The analogy with tennis comes to mind as, as a viewer, we move our heads to the left or right depending on how the dynamic flows between the actors, a group of humans trying to defend their identities in an intimacy embraced by the 70s.
The title of the work, Torch Song, refers to that romantic and hurt song that narrates an impossible love, a love never consummated because the various vicissitudes of life prevent it from materializing. It is, in a certain sense, what happens with Arnold Beckoff who usually falls in love with men in conflict, as happens with Ed, an indecisive university professor.
In the midst of the love conflict are Laurel and Alán, two characters who pose a kind of love opening and an apparently progressive dialogue about relationships, a bit atypical for the seventies discourse. There is an unexpected twist and now the dramatic tension is focused on the visit of the peculiar mother Beckoff and a possible adoption.
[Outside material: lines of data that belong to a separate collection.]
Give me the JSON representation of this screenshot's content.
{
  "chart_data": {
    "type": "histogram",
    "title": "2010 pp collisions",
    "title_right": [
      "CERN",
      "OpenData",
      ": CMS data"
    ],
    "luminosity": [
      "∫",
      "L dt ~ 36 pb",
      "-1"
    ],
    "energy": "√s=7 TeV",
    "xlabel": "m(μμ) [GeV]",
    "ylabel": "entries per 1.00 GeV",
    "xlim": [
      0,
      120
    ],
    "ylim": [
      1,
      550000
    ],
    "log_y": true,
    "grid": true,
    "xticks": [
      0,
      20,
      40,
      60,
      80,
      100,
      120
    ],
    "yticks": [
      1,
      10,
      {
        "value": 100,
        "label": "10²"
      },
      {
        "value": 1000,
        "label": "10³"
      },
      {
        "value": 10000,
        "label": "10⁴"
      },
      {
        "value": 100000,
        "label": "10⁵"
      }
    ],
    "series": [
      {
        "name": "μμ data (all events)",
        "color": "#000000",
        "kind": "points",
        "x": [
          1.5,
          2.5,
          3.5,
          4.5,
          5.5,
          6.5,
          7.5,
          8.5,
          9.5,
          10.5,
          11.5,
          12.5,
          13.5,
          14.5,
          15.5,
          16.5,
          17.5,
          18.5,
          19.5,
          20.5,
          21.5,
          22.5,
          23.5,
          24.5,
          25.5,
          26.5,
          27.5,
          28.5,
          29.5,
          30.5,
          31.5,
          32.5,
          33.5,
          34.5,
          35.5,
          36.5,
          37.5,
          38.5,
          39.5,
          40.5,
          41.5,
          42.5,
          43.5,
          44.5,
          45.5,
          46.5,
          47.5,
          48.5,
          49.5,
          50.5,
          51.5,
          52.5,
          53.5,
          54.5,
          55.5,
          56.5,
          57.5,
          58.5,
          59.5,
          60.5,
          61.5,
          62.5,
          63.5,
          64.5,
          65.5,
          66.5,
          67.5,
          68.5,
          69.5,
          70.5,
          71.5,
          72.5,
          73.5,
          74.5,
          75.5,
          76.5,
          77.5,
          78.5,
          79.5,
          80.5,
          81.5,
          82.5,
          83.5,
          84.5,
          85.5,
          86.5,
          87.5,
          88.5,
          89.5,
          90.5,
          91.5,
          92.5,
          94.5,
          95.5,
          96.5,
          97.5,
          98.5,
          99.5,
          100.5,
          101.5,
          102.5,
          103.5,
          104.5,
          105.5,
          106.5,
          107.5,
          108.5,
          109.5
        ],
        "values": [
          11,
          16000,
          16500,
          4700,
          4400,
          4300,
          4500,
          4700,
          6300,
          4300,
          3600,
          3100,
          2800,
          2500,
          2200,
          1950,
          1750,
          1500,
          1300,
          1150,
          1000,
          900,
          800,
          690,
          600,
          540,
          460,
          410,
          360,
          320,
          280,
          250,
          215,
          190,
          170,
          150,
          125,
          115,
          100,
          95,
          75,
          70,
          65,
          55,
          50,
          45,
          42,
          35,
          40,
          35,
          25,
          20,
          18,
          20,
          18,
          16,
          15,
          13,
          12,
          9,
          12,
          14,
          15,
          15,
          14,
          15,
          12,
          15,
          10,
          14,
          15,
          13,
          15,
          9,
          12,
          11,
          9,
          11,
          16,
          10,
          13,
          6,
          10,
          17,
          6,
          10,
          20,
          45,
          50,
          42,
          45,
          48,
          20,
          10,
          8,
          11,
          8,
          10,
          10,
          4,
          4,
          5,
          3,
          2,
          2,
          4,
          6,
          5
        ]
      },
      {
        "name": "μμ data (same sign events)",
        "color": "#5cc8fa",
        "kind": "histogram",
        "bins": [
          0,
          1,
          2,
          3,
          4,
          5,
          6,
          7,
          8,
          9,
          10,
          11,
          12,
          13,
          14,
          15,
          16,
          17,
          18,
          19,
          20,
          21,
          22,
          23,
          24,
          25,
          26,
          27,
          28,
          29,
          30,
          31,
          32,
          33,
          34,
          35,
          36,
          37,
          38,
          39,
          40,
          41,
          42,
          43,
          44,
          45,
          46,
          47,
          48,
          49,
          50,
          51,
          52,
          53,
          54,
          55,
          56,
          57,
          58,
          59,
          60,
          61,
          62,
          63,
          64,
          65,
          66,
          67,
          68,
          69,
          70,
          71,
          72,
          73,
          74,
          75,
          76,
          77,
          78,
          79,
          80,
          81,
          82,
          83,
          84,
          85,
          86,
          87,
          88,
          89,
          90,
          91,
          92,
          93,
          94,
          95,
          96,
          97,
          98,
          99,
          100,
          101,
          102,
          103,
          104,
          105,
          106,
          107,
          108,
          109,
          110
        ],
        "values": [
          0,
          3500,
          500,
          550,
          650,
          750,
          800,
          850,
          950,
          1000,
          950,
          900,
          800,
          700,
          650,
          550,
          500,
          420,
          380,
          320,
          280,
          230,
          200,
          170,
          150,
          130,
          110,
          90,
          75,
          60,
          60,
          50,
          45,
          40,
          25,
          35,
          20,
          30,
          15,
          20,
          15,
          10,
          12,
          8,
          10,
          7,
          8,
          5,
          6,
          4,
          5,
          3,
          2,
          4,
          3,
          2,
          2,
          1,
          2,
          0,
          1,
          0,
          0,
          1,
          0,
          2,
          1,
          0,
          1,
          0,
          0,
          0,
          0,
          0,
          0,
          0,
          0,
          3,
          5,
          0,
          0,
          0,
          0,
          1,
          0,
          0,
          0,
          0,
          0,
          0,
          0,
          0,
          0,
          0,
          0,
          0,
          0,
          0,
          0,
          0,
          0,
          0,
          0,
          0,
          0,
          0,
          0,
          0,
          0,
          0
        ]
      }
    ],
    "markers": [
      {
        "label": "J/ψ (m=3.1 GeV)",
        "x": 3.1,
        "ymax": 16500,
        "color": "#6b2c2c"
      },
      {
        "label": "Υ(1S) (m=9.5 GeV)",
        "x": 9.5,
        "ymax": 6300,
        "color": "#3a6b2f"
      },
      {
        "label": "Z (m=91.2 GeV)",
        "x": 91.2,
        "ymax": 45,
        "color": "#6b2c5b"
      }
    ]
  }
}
I will stop the review at this point to avoid possible spoilers and I will focus on the origin of this story written and originally starring the playwright Harvey Fiersteincelebrated for the libretto of musicals The Cage of the Mad and Kinky Boots. The first theatrical version premiered in 1982 and six years later it had a film version under the direction of Paul Bogart and with performances by Fierstein himself, Anne Bancroft, Matthew Broderick, Brian Kerwin y Eddie Castrodad. In 2018 he had his revival on Broadway starring Michael Urie.